Weezer's missing ingredient

the green albumImage by parn via Flickr

Upon the release of Weezer's third album I was confounded. I heard sounds emanating from my car stereo that had familiar Weezer flavors, but as I sat listening in the Hasting's parking lot, each track felt cold, shallow, and foreign. I never want artists to safely reproduce earlier works because growth and experimentation is key to a lasting band, but where was my Weezer?

Plastic wrapping and sticky security strips, once a nagging barrier between me and fresh audio pleasantries, vomited from my shopping bag, reflecting my sense of disgust. The songs, the whole album, was short quips of meaningless dribble; it was cookie cutter pop that didn't justify their previous years of silence. I didn't understand. I had heard "hash pipe" and thought it was kind of ridiculous but assumed naively that it would be the isolated radio single that was necessary for album promotion. It was instead the baseline of mediocrity for the green "Weezer" album.

I looked at the cover and looked at the faces. Something was terribly wrong. I drove home, able to listen to half the album once over again, needing answers. I called a friend who I thought would share in my dispair, but he failed to hear me as I assumed he failed to hear that disaster of a CD. "It's not that bad," he said.

I went into a rant that would be repeated many times over the next few years, trying to explain how solid and timeless the first two Weezer albums were and that these recent imposters were shells of the men they once were, devoid of talent and soul.

Weeks later, after a few attempts at "giving it another shot," I retired Weezer's third album into a sleeve somewhere in the back of my CD case, along with other collections of dissapointment and various gifted discs. Many months passed and I heard rumors of another album release. "It all makes sense now" I thought. That was just a fun throwaway album, like a bunch of B-side songs rejected from the upcoming legitimate CD. It was all just silly antics and they weren't being serious, those goofy guys! I was relieved, but only temporarily.

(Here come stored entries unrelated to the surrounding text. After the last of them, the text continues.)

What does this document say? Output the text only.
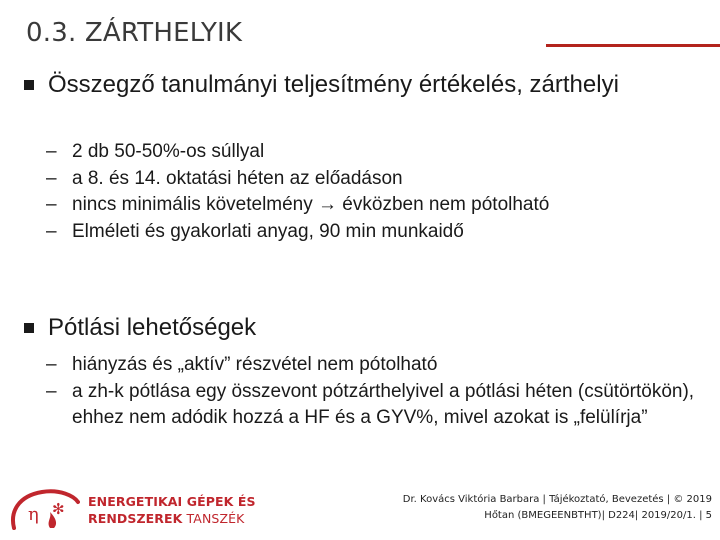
0.3. ZÁRTHELYIK
Összegző tanulmányi teljesítmény értékelés, zárthelyi
– 2 db 50-50%-os súllyal
– a 8. és 14. oktatási héten az előadáson
– nincs minimális követelmény → évközben nem pótolható
– Elméleti és gyakorlati anyag, 90 min munkaidő
Pótlási lehetőségek
– hiányzás és „aktív” részvétel nem pótolható
– a zh-k pótlása egy összevont pótzárthelyivel a pótlási héten (csütörtökön), ehhez nem adódik hozzá a HF és a GYV%, mivel azokat is „felülírja”
η ✻ ENERGETIKAI GÉPEK ÉS
RENDSZEREK TANSZÉK
Dr. Kovács Viktória Barbara | Tájékoztató, Bevezetés | © 2019
Hőtan (BMEGEENBTHT)| D224| 2019/20/1. | 5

Of course a replay of previous year's events would occur with more angry ranting and general heartbreak, but with time, and acceptance at Weezer's irreversible decline and failure as respectable musicians, I moved on. I found new bands and new sounds and some new disappointments as well.

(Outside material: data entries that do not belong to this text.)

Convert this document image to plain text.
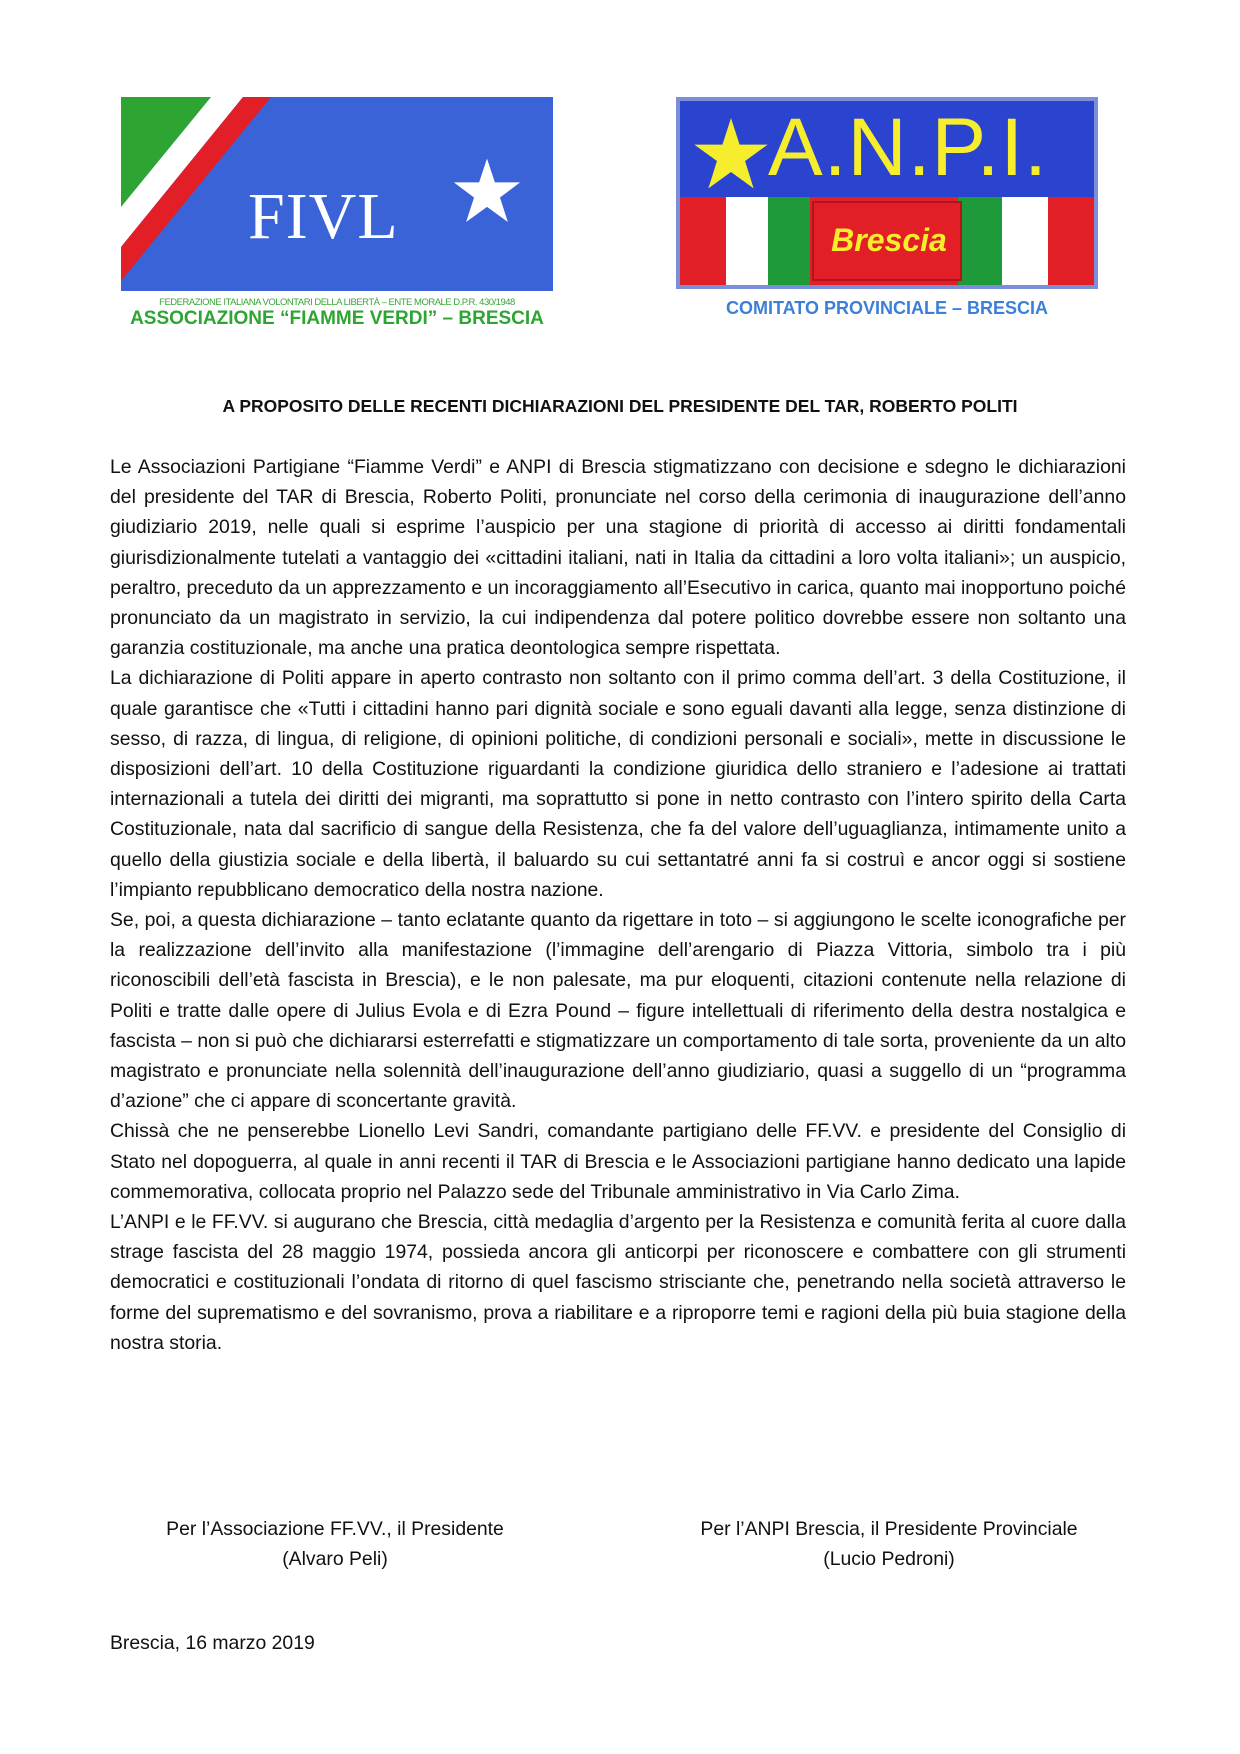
FIVL
FEDERAZIONE ITALIANA VOLONTARI DELLA LIBERTÀ – ENTE MORALE D.P.R. 430/1948
ASSOCIAZIONE “FIAMME VERDI” – BRESCIA
A.N.P.I.
Brescia
COMITATO PROVINCIALE – BRESCIA
A PROPOSITO DELLE RECENTI DICHIARAZIONI DEL PRESIDENTE DEL TAR, ROBERTO POLITI

Le Associazioni Partigiane “Fiamme Verdi” e ANPI di Brescia stigmatizzano con decisione e sdegno le dichiarazioni del presidente del TAR di Brescia, Roberto Politi, pronunciate nel corso della cerimonia di inaugurazione dell’anno giudiziario 2019, nelle quali si esprime l’auspicio per una stagione di priorità di accesso ai diritti fondamentali giurisdizionalmente tutelati a vantaggio dei «cittadini italiani, nati in Italia da cittadini a loro volta italiani»; un auspicio, peraltro, preceduto da un apprezzamento e un incoraggiamento all’Esecutivo in carica, quanto mai inopportuno poiché pronunciato da un magistrato in servizio, la cui indipendenza dal potere politico dovrebbe essere non soltanto una garanzia costituzionale, ma anche una pratica deontologica sempre rispettata.

La dichiarazione di Politi appare in aperto contrasto non soltanto con il primo comma dell’art. 3 della Costituzione, il quale garantisce che «Tutti i cittadini hanno pari dignità sociale e sono eguali davanti alla legge, senza distinzione di sesso, di razza, di lingua, di religione, di opinioni politiche, di condizioni personali e sociali», mette in discussione le disposizioni dell’art. 10 della Costituzione riguardanti la condizione giuridica dello straniero e l’adesione ai trattati internazionali a tutela dei diritti dei migranti, ma soprattutto si pone in netto contrasto con l’intero spirito della Carta Costituzionale, nata dal sacrificio di sangue della Resistenza, che fa del valore dell’uguaglianza, intimamente unito a quello della giustizia sociale e della libertà, il baluardo su cui settantatré anni fa si costruì e ancor oggi si sostiene l’impianto repubblicano democratico della nostra nazione.

Se, poi, a questa dichiarazione – tanto eclatante quanto da rigettare in toto – si aggiungono le scelte iconografiche per la realizzazione dell’invito alla manifestazione (l’immagine dell’arengario di Piazza Vittoria, simbolo tra i più riconoscibili dell’età fascista in Brescia), e le non palesate, ma pur eloquenti, citazioni contenute nella relazione di Politi e tratte dalle opere di Julius Evola e di Ezra Pound – figure intellettuali di riferimento della destra nostalgica e fascista – non si può che dichiararsi esterrefatti e stigmatizzare un comportamento di tale sorta, proveniente da un alto magistrato e pronunciate nella solennità dell’inaugurazione dell’anno giudiziario, quasi a suggello di un “programma d’azione” che ci appare di sconcertante gravità.

Chissà che ne penserebbe Lionello Levi Sandri, comandante partigiano delle FF.VV. e presidente del Consiglio di Stato nel dopoguerra, al quale in anni recenti il TAR di Brescia e le Associazioni partigiane hanno dedicato una lapide commemorativa, collocata proprio nel Palazzo sede del Tribunale amministrativo in Via Carlo Zima.

L’ANPI e le FF.VV. si augurano che Brescia, città medaglia d’argento per la Resistenza e comunità ferita al cuore dalla strage fascista del 28 maggio 1974, possieda ancora gli anticorpi per riconoscere e combattere con gli strumenti democratici e costituzionali l’ondata di ritorno di quel fascismo strisciante che, penetrando nella società attraverso le forme del suprematismo e del sovranismo, prova a riabilitare e a riproporre temi e ragioni della più buia stagione della nostra storia.

Per l’Associazione FF.VV., il Presidente
(Alvaro Peli)
Per l’ANPI Brescia, il Presidente Provinciale
(Lucio Pedroni)
Brescia, 16 marzo 2019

The painful resurgence of this subject is due to Pandora's insistence on recommending Weezer songs for many of my personalized stations. I decline most and praise a few, but it got me wondering just what happened to those guys. Some research, more simplified and unified now due to Wikipedia, and I discover the removal of bassist Matt Sharp was the reason all musical and structural integrity was eradicated from this tumbling tower of a band.

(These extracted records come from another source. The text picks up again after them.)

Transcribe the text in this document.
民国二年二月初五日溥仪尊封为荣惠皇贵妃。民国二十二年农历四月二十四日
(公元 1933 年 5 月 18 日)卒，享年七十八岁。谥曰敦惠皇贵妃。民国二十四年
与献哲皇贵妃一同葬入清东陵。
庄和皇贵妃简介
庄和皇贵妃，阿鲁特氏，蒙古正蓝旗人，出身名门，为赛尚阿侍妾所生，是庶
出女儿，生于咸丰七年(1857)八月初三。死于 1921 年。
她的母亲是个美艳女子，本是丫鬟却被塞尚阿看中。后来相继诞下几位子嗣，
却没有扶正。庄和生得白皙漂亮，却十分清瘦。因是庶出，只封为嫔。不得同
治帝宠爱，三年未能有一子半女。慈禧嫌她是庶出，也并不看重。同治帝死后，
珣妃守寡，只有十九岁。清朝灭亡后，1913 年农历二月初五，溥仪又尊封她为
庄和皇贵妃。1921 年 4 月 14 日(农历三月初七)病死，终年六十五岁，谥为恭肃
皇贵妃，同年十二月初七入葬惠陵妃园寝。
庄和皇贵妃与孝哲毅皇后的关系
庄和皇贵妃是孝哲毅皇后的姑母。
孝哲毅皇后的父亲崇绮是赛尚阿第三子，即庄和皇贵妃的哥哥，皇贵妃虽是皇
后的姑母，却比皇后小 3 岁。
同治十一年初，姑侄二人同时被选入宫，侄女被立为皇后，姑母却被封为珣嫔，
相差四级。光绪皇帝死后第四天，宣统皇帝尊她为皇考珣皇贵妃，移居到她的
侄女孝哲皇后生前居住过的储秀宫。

As others have said, Sharp is no musical genius, and perhaps he wasn't the heart and soul of Weezer or their sole talent, but it is unquestionable that his absense severely altered their sound, lyrical depth and upward development as a group.

Rethinking the concept of the third album, I realize that maybe the remaining members were very self aware of the band's reinvention. The album is self titled like their first one and the cover is a solid color, green instead of blue, with all the members striking a pose as if introducing themselves to the world. It is only in thinking that they too recognized Weezer had become something else, even if it was a devolvement, that I regain some thread of respect for the band. In listening to those first two albums I hold on to this thread tightly, but with great solemnity I will be forever walking away.